Another health professional here, pharmacist Edie Ward, supports vitamin D supplements. She works mostly with women and is a certified menopause practitioner at Riverpoint Pharmacy, at 528 E. Spokane Falls Blvd. Ward received her credentials from the North American Menopause Society, which recommends vitamin D supplements for bone and breast health.

"Even in the summer, I still repeatedly see low vitamin D levels in people who are otherwise tan," says Ward. "With the intensity of the sun we get here and the latitude, it isn't enough. Also, people use sunscreen and that blocks 97 to 100 percent of the vitamin D production."

Ward says the pharmacy several years ago started asking to review patients' lab panels, or group of tests, to understand hormone levels and vitamin D levels for mostly menopausal and post-menopausal women who seek hormone replacement therapy.

"For every new patient I get, more than 90 percent have low vitamin D levels, and that's regardless of the time of year," Ward says. "I probably have four new patients a day."

Ward recommends vitamin D drops, versus pills, because the drops are compounded in oil, which seems to improve absorption, she says. She adds that vitamin D naturally is a fat soluble substance.

"I do see better levels in women who use the drops rather than the pills," she says.

Ward says vitamin D supplements can help in the treatment of seasonal affective disorder, osteoporosis, autoimmune diseases, multiple sclerosis, and rheumatoid arthritis, among other conditions.

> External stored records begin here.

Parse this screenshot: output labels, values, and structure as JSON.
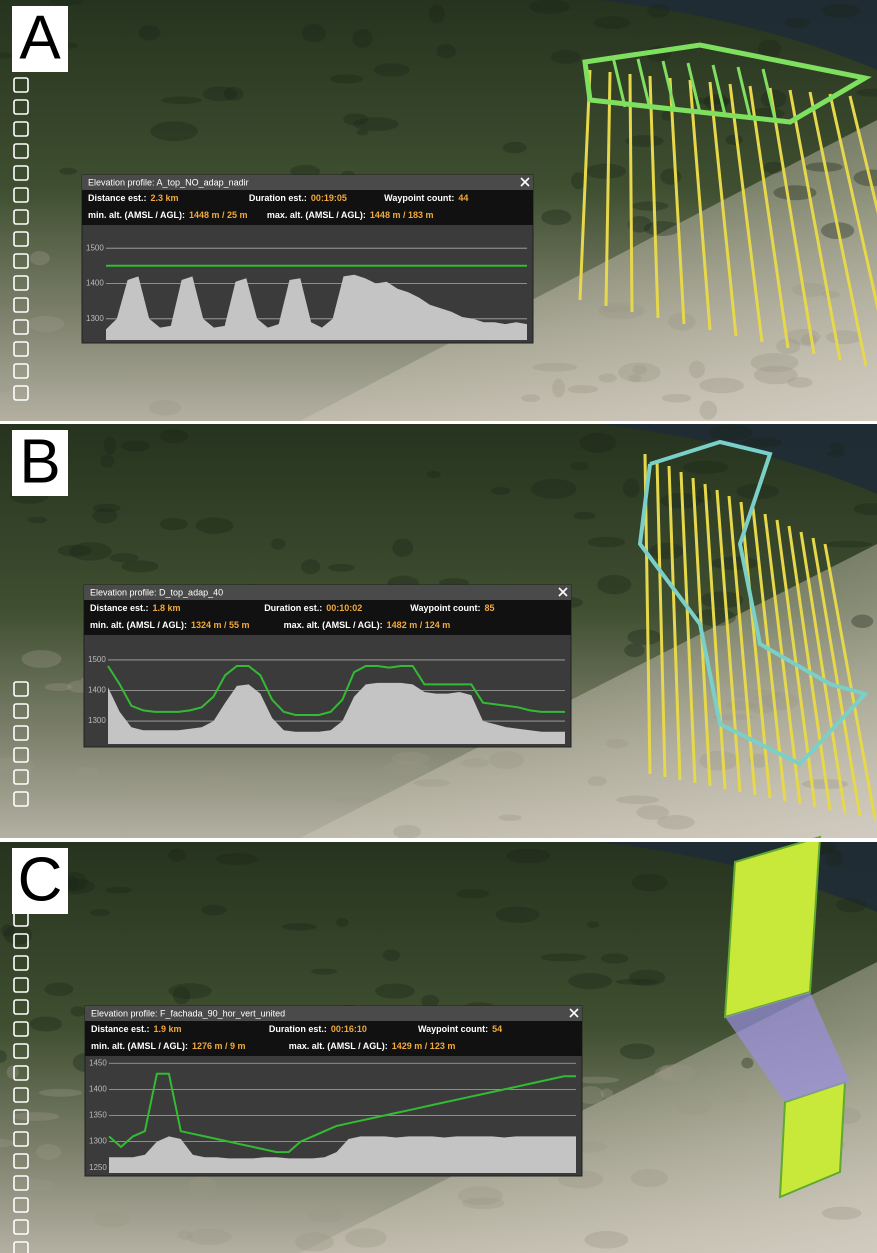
{
  "panels": [
    {
      "label": "A",
      "profile": {
        "title": "Elevation profile: A_top_NO_adap_nadir",
        "distance_label": "Distance est.:",
        "distance": "2.3 km",
        "duration_label": "Duration est.:",
        "duration": "00:19:05",
        "waypoints_label": "Waypoint count:",
        "waypoints": "44",
        "min_label": "min. alt. (AMSL / AGL):",
        "min": "1448 m / 25 m",
        "max_label": "max. alt. (AMSL / AGL):",
        "max": "1448 m / 183 m",
        "chart": {
          "ylim": [
            1240,
            1560
          ],
          "yticks": [
            1300,
            1400,
            1500
          ],
          "grid": true,
          "series": [
            {
              "type": "area",
              "color": "#c4c4c4",
              "values": [
                1270,
                1300,
                1410,
                1420,
                1300,
                1275,
                1280,
                1410,
                1420,
                1300,
                1275,
                1280,
                1405,
                1415,
                1300,
                1275,
                1285,
                1410,
                1415,
                1290,
                1275,
                1300,
                1420,
                1425,
                1415,
                1400,
                1405,
                1385,
                1375,
                1360,
                1340,
                1330,
                1320,
                1305,
                1300,
                1290,
                1290,
                1285,
                1290,
                1285
              ]
            },
            {
              "type": "line",
              "color": "#33bb33",
              "values": [
                1450,
                1450,
                1450,
                1450,
                1450,
                1450,
                1450,
                1450,
                1450,
                1450,
                1450,
                1450,
                1450,
                1450,
                1450,
                1450,
                1450,
                1450,
                1450,
                1450,
                1450,
                1450,
                1450,
                1450,
                1450,
                1450,
                1450,
                1450,
                1450,
                1450,
                1450,
                1450,
                1450,
                1450,
                1450,
                1450,
                1450,
                1450,
                1450,
                1450
              ]
            }
          ]
        }
      }
    },
    {
      "label": "B",
      "profile": {
        "title": "Elevation profile: D_top_adap_40",
        "distance_label": "Distance est.:",
        "distance": "1.8 km",
        "duration_label": "Duration est.:",
        "duration": "00:10:02",
        "waypoints_label": "Waypoint count:",
        "waypoints": "85",
        "min_label": "min. alt. (AMSL / AGL):",
        "min": "1324 m / 55 m",
        "max_label": "max. alt. (AMSL / AGL):",
        "max": "1482 m / 124 m",
        "chart": {
          "ylim": [
            1225,
            1575
          ],
          "yticks": [
            1300,
            1400,
            1500
          ],
          "grid": true,
          "series": [
            {
              "type": "area",
              "color": "#c4c4c4",
              "values": [
                1410,
                1330,
                1280,
                1270,
                1270,
                1270,
                1270,
                1275,
                1280,
                1300,
                1360,
                1415,
                1420,
                1390,
                1310,
                1270,
                1265,
                1265,
                1265,
                1270,
                1300,
                1380,
                1420,
                1425,
                1425,
                1425,
                1420,
                1395,
                1390,
                1390,
                1395,
                1385,
                1300,
                1290,
                1280,
                1275,
                1270,
                1265,
                1265,
                1265
              ]
            },
            {
              "type": "line",
              "color": "#33bb33",
              "values": [
                1480,
                1420,
                1350,
                1335,
                1330,
                1330,
                1330,
                1335,
                1345,
                1380,
                1450,
                1480,
                1480,
                1450,
                1370,
                1330,
                1320,
                1320,
                1320,
                1330,
                1370,
                1460,
                1480,
                1480,
                1475,
                1480,
                1480,
                1420,
                1420,
                1420,
                1420,
                1420,
                1360,
                1355,
                1350,
                1345,
                1335,
                1330,
                1330,
                1330
              ]
            }
          ]
        }
      }
    },
    {
      "label": "C",
      "profile": {
        "title": "Elevation profile: F_fachada_90_hor_vert_united",
        "distance_label": "Distance est.:",
        "distance": "1.9 km",
        "duration_label": "Duration est.:",
        "duration": "00:16:10",
        "waypoints_label": "Waypoint count:",
        "waypoints": "54",
        "min_label": "min. alt. (AMSL / AGL):",
        "min": "1276 m / 9 m",
        "max_label": "max. alt. (AMSL / AGL):",
        "max": "1429 m / 123 m",
        "chart": {
          "ylim": [
            1240,
            1460
          ],
          "yticks": [
            1250,
            1300,
            1350,
            1400,
            1450
          ],
          "grid": true,
          "series": [
            {
              "type": "area",
              "color": "#c4c4c4",
              "values": [
                1270,
                1270,
                1270,
                1275,
                1300,
                1310,
                1305,
                1275,
                1270,
                1270,
                1268,
                1268,
                1268,
                1270,
                1270,
                1268,
                1268,
                1268,
                1270,
                1280,
                1305,
                1310,
                1310,
                1310,
                1308,
                1310,
                1310,
                1310,
                1308,
                1310,
                1310,
                1310,
                1310,
                1308,
                1310,
                1310,
                1310,
                1310,
                1310,
                1310
              ]
            },
            {
              "type": "line",
              "color": "#33bb33",
              "values": [
                1310,
                1290,
                1310,
                1320,
                1430,
                1430,
                1320,
                1315,
                1310,
                1305,
                1300,
                1295,
                1290,
                1285,
                1280,
                1280,
                1300,
                1310,
                1320,
                1330,
                1335,
                1340,
                1345,
                1350,
                1355,
                1360,
                1365,
                1370,
                1375,
                1380,
                1385,
                1390,
                1395,
                1400,
                1405,
                1410,
                1415,
                1420,
                1425,
                1425
              ]
            }
          ]
        }
      }
    }
  ]
}
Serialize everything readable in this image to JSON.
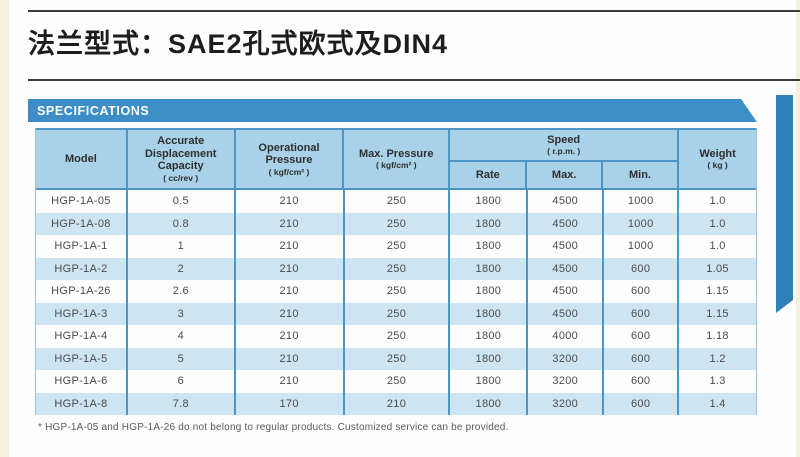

Wysham also says medical professionals are considering vitamin D deficiency's correlation to conditions such as diabetes and autoimmune diseases. "There is the potential that breast cancer risk may be related." However, she adds, "the only scientific proof we have is that with sufficient vitamin D levels, there is a decreased risk of osteoporosis and bone fractures."

An article in the Journal of The American Board of Family Medicine suggests that people expose arms and legs to sunlight five to 30 minutes a day to prevent deficiency.

However, other factors such as cloud cover and the angle of the sun often don't allow for the right conditions, says Wysham. "You'd have to live in the very southern tier of the United States."